Fabienne: Ich habe mir damals einfach überlegt, was ich als Masterarbeit machen möchte. Ich hatte irgend so eine Geschichte im Kopf, sass deswegen mit Tamara zusammen, habe es auch Jonas erzählt, als wir im Elu-Studio zusammen die Wände gestrichen haben …

MI (pam): … unter dem Einfluss der ganzen Farbdämpfe (alle lachen).

Fabienne: Das war im Herbst 2018, und im November ’18 haben Tamara und ich uns hingesetzt und die ganzen Ideen mal zu Papier gebracht. Da war für mich klar, das wird mein Masterprojekt sein. Mir gefällt es einfach. Ich liebe auch Musicals, da geht es auch um Geschichten, die Songs kommen quasi oben drauf. Die Handlung hilft mir beim Songwriting enorm. Jonas, bei dir läuft das eher mit Bildern, oder?

Jonas: Genau… Ich bin so der Game-Nerd – Play Station, Final Fantasy; ich habe das sozusagen gefressen, hunderte Stunden lang…

Mirjam: Mich hat das auch extrem angesprochen, das Universum, die Filmmusik… Fantasy gefällt mir einfach, die Klangwelt, dass es auch mal episch werden darf…

MI (Sandro): Ihr habt das Ganze als Crowdfunding-Projekt gestartet und auch ein tolles Video dazu gemacht.

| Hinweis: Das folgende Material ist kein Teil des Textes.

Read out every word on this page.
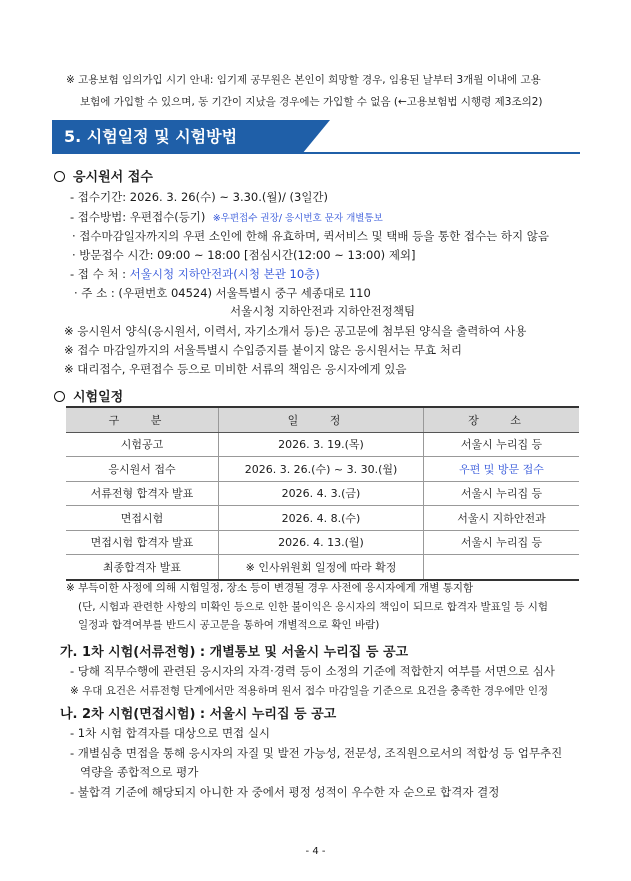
※ 고용보험 임의가입 시기 안내: 임기제 공무원은 본인이 희망할 경우, 임용된 날부터 3개월 이내에 고용
보험에 가입할 수 있으며, 동 기간이 지났을 경우에는 가입할 수 없음 (←고용보험법 시행령 제3조의2)
5. 시험일정 및 시험방법
응시원서 접수
- 접수기간: 2026. 3. 26(수) ~ 3.30.(월)/ (3일간)
- 접수방법: 우편접수(등기) ※우편접수 권장/ 응시번호 문자 개별통보
· 접수마감일자까지의 우편 소인에 한해 유효하며, 퀵서비스 및 택배 등을 통한 접수는 하지 않음
· 방문접수 시간: 09:00 ~ 18:00 [점심시간(12:00 ~ 13:00) 제외]
- 접 수 처 : 서울시청 지하안전과(시청 본관 10층)
· 주 소 : (우편번호 04524) 서울특별시 중구 세종대로 110
서울시청 지하안전과 지하안전정책팀
※ 응시원서 양식(응시원서, 이력서, 자기소개서 등)은 공고문에 첨부된 양식을 출력하여 사용
※ 접수 마감일까지의 서울특별시 수입증지를 붙이지 않은 응시원서는 무효 처리
※ 대리접수, 우편접수 등으로 미비한 서류의 책임은 응시자에게 있음
시험일정
구 분	일 정	장 소
시험공고	2026. 3. 19.(목)	서울시 누리집 등
응시원서 접수	2026. 3. 26.(수) ~ 3. 30.(월)	우편 및 방문 접수
서류전형 합격자 발표	2026. 4. 3.(금)	서울시 누리집 등
면접시험	2026. 4. 8.(수)	서울시 지하안전과
면접시험 합격자 발표	2026. 4. 13.(월)	서울시 누리집 등
최종합격자 발표	※ 인사위원회 일정에 따라 확정	
※ 부득이한 사정에 의해 시험일정, 장소 등이 변경될 경우 사전에 응시자에게 개별 통지함
(단, 시험과 관련한 사항의 미확인 등으로 인한 불이익은 응시자의 책임이 되므로 합격자 발표일 등 시험
일정과 합격여부를 반드시 공고문을 통하여 개별적으로 확인 바람)
가. 1차 시험(서류전형) : 개별통보 및 서울시 누리집 등 공고
- 당해 직무수행에 관련된 응시자의 자격·경력 등이 소정의 기준에 적합한지 여부를 서면으로 심사
※ 우대 요건은 서류전형 단계에서만 적용하며 원서 접수 마감일을 기준으로 요건을 충족한 경우에만 인정
나. 2차 시험(면접시험) : 서울시 누리집 등 공고
- 1차 시험 합격자를 대상으로 면접 실시
- 개별심층 면접을 통해 응시자의 자질 및 발전 가능성, 전문성, 조직원으로서의 적합성 등 업무추진
역량을 종합적으로 평가
- 불합격 기준에 해당되지 아니한 자 중에서 평정 성적이 우수한 자 순으로 합격자 결정
- 4 -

Wie kamt ihr auf diese Idee?

Jonas: Dass Bands sich über eine solche Plattform Geld beschaffen, ist ja nicht wirklich neu. Ich habe so um 2012/13 in einer Basler Popband namens „The Bianca Story“ gespielt, und das war dazumal eines der ersten Projekte, welches es über „We Make It Deutschland“ versucht hat. Es kam ein recht hoher Betrag zusammen, die Geschichte ging auch etwas durch die Presse. Neu ist die Idee also nicht, und wir haben uns am Anfang schon gefragt, ob das wohl gut kommt oder ob es heisst, ou, jetzt machen die das auch noch…

Fabienne: Aber es war notwendig. Die CD-Produktion ist ja nicht gratis, wie vieles andere auch nicht.

Jonas: Und eben, wenn wir zu einem Label gegangen wäre und um einen Plattenvorschuss gebeten hätten… Wer weiss, wie viel das gewesen wäre.

Mirjam: Es ist auch eine tolle Art, um mit der Community eine schöne Verbindung aufzubauen. Mit den Goodies wie gemeinsam Sushi essen, einem Wohnzimmerkonzert… So kann man die Leute auch gut auf sich aufmerksam machen. Und es lief wirklich super.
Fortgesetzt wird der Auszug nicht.